Al día siguiente las cosas volvieron a la normalidad. A media tarde llamaron a la puerta; me extrañó, no tenía ninguna cita prevista. Era Félix. Sin mediar palabra se escurrió dentro y cerró tras de sí. Me sorprendió su comportamiento: nunca solía aparecer en mi casa hasta bien entrada la noche. Una vez a salvo de las miradas indiscretas de su madre tras la mirilla, habló con prisa e ironía.
– Hay que ver, nena, cómo vamos prosperando.
– ¿Por qué lo dices? -pregunté extrañada.
– Por la dama etérea que me he cruzado ahora mismo en el portal.
– ¿Rosalinda Fox? Venía a probarse. Y además, esta mañana me ha mandado un ramo de flores como agradecimiento. Es a ella a quien ayer ayudé a salir del pequeño atolladero.

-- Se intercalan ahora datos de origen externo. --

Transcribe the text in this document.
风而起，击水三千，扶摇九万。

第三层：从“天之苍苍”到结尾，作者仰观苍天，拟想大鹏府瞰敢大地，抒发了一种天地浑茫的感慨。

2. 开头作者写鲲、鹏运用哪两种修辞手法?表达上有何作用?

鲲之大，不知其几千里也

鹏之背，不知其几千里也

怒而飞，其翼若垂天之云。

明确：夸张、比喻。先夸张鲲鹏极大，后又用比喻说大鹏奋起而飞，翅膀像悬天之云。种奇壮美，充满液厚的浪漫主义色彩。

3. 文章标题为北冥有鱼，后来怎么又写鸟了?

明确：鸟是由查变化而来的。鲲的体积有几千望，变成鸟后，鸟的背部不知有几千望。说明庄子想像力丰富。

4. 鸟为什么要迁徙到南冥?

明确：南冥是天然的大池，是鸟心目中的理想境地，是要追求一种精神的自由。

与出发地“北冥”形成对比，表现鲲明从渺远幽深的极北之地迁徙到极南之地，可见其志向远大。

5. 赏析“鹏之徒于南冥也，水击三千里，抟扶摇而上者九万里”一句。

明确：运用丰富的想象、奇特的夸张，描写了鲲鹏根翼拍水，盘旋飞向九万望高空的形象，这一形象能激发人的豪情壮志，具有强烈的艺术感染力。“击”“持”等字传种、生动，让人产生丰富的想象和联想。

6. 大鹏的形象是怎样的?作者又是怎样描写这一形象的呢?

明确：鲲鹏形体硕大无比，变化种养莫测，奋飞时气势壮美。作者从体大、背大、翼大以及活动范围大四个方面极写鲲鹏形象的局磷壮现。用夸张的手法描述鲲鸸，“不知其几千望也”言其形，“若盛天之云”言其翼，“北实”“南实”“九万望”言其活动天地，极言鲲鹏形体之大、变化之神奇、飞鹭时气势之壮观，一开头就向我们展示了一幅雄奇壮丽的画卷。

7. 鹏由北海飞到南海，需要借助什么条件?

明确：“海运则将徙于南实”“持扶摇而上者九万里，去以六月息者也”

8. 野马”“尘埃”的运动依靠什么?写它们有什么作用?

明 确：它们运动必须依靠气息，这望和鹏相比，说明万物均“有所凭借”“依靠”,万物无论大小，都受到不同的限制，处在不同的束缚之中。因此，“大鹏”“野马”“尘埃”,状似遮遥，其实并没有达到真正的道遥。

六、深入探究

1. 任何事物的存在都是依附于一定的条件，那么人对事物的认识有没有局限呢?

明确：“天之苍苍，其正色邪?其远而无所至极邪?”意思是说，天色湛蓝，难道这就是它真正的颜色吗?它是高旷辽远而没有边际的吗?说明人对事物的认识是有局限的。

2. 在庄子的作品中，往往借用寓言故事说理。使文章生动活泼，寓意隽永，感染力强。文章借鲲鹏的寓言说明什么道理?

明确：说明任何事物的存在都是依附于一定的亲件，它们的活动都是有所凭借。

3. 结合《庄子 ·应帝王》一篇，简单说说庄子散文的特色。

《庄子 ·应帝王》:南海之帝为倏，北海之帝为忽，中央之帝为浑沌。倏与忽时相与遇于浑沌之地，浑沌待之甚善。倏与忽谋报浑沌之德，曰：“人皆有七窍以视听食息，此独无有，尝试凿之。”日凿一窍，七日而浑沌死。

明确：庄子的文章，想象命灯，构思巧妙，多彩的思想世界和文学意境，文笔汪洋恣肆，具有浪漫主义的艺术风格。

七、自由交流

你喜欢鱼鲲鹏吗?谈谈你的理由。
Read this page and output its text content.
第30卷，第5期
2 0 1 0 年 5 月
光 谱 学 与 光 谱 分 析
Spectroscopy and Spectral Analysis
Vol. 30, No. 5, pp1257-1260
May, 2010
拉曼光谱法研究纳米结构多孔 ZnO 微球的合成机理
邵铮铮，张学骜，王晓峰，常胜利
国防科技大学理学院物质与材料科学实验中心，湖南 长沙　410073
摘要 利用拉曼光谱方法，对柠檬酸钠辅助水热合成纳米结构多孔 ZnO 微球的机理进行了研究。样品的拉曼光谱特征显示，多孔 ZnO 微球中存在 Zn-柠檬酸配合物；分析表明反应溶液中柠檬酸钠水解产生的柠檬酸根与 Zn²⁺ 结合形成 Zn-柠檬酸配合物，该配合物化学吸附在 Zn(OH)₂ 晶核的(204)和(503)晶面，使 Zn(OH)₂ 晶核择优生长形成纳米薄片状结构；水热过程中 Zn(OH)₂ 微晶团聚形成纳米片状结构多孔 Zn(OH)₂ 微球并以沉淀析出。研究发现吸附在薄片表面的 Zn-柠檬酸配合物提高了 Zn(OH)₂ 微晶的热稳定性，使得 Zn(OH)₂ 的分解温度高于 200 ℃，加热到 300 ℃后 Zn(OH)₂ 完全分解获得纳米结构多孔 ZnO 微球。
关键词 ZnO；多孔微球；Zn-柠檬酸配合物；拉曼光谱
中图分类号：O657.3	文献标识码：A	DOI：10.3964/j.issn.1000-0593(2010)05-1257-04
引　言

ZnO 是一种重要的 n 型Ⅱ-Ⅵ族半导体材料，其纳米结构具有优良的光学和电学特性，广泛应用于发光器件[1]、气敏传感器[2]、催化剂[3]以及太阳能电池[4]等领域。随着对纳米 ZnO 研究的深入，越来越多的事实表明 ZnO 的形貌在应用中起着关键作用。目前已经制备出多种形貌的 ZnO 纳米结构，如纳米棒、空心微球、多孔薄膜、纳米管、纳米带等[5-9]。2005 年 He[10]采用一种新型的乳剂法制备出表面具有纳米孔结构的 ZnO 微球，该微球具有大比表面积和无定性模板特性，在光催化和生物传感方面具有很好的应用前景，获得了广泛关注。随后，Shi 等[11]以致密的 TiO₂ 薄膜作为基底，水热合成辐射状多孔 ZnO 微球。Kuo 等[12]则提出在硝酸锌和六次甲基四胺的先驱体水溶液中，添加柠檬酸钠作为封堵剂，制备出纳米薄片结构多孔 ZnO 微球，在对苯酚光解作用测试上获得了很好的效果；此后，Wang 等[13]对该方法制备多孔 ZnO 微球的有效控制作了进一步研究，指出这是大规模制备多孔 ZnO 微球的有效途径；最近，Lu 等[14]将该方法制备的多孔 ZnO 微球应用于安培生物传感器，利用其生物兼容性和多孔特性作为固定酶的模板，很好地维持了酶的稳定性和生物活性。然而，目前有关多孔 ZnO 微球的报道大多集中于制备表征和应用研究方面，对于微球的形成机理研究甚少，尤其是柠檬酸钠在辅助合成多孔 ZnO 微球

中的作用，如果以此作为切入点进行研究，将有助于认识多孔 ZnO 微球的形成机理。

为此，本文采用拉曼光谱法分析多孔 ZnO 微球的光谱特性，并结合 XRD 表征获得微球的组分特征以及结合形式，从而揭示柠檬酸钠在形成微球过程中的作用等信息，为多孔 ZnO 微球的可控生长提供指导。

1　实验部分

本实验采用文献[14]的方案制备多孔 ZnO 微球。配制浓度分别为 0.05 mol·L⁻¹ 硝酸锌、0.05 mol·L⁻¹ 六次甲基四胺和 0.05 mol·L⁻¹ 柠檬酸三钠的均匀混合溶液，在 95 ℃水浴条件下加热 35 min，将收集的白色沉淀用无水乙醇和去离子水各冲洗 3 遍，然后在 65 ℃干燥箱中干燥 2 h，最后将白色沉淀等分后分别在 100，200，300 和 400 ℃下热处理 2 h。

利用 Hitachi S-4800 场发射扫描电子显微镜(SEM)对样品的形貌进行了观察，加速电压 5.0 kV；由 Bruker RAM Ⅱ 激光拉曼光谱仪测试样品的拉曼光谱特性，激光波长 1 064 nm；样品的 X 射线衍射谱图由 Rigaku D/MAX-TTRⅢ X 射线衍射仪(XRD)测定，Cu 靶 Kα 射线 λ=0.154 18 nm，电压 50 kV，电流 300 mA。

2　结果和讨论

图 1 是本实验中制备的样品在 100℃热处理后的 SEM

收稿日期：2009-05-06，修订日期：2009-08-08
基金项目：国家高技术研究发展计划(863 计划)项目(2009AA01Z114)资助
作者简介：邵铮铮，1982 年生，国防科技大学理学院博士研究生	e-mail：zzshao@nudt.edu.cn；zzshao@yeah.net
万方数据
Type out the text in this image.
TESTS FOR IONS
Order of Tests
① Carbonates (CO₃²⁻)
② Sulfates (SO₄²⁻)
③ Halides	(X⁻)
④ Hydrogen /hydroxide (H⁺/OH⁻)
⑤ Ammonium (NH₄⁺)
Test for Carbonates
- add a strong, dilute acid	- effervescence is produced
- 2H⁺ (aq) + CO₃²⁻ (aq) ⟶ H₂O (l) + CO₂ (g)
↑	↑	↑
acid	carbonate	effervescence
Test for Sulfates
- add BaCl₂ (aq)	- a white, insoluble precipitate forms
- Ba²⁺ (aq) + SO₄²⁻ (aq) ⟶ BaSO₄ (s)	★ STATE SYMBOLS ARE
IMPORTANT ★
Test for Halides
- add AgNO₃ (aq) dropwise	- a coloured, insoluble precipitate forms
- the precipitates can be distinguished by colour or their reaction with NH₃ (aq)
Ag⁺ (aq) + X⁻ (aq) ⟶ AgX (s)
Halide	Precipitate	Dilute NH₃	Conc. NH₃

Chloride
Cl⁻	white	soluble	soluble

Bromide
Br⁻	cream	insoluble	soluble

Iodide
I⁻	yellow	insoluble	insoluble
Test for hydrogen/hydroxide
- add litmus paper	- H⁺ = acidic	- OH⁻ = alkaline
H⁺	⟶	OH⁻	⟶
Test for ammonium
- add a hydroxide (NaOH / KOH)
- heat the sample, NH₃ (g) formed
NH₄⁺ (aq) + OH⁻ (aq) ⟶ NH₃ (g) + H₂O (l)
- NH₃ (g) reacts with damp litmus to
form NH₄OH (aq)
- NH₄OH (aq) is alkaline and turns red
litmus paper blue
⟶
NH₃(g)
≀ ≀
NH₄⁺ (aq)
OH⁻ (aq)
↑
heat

– No me digas que la rubia flaca que acabo de ver es la del Delphos.
– La misma.
Se tomó unos segundos para paladear con gusto lo que acababa de oír. Después prosiguió con un toque de sorna.
– Vaya, qué interesante. Has sido capaz de resolver un problema a una señora muy, muy, pero que muy especial.
– ¿Especial en qué?
– Especial, querida mía, en que tu clienta probablemente sea ahora mismo la mujer con mayor poder en sus manos para solucionar cualquier asunto dentro del Protectorado. Aparte de los propios de la costura, claro, que para ésos te tiene a ti, la emperatriz del remedo.
– No te entiendo, Félix.
– ¿Me estás diciendo que no sabes quién es la tal Rosalinda Fox a la que ayer hiciste un modelazo en unas cuantas horas?
– Una inglesa que ha pasado la mayor parte de su vida en la India y tiene un hijo de cinco años.
– Y un amante.
– Alemán.
– Frío, frío.
– ¿No es un alemán?
– No, querida. Estás muy, pero que muy equivocada.
– ¿Cómo lo sabes?
Sonrió malévolo.
– Porque lo sabe todo Tetuán. Su amante es otro.
– ¿Quién?
– Alguien importante.
– ¿Quién? -repetí tirándole de la manga, incapaz de contener la curiosidad.
Volvió a sonreír con picardía y se tapó la boca con gesto teatral, como queriendo transmitirme un gran secreto. Susurró en mi oído, lentamente.
– Tu amiga es la querida del alto comisario.
– ¿El comisario Vázquez? -inquirí incrédula.
Respondió a mi conjetura primero con una carcajada y después con una explicación.
– No, loca, no. Claudio Vázquez se encarga sólo de la policía: de mantener a raya la delincuencia local y a la tropa de descerebrados que tiene a sus órdenes. Dudo mucho que consiga tiempo libre para amoríos extramaritales o, al menos, para tener una amiguita fija y ponerle una villa con piscina en el paseo de las Palmeras. Tu clienta, preciosa, es la amante del teniente coronel Juan Luis Beigbeder y Atienza, alto comisario de España en Marruecos y gobernador general de las Plazas de Soberanía. El cargo militar y administrativo más importante de todo el Protectorado, para que me entiendas.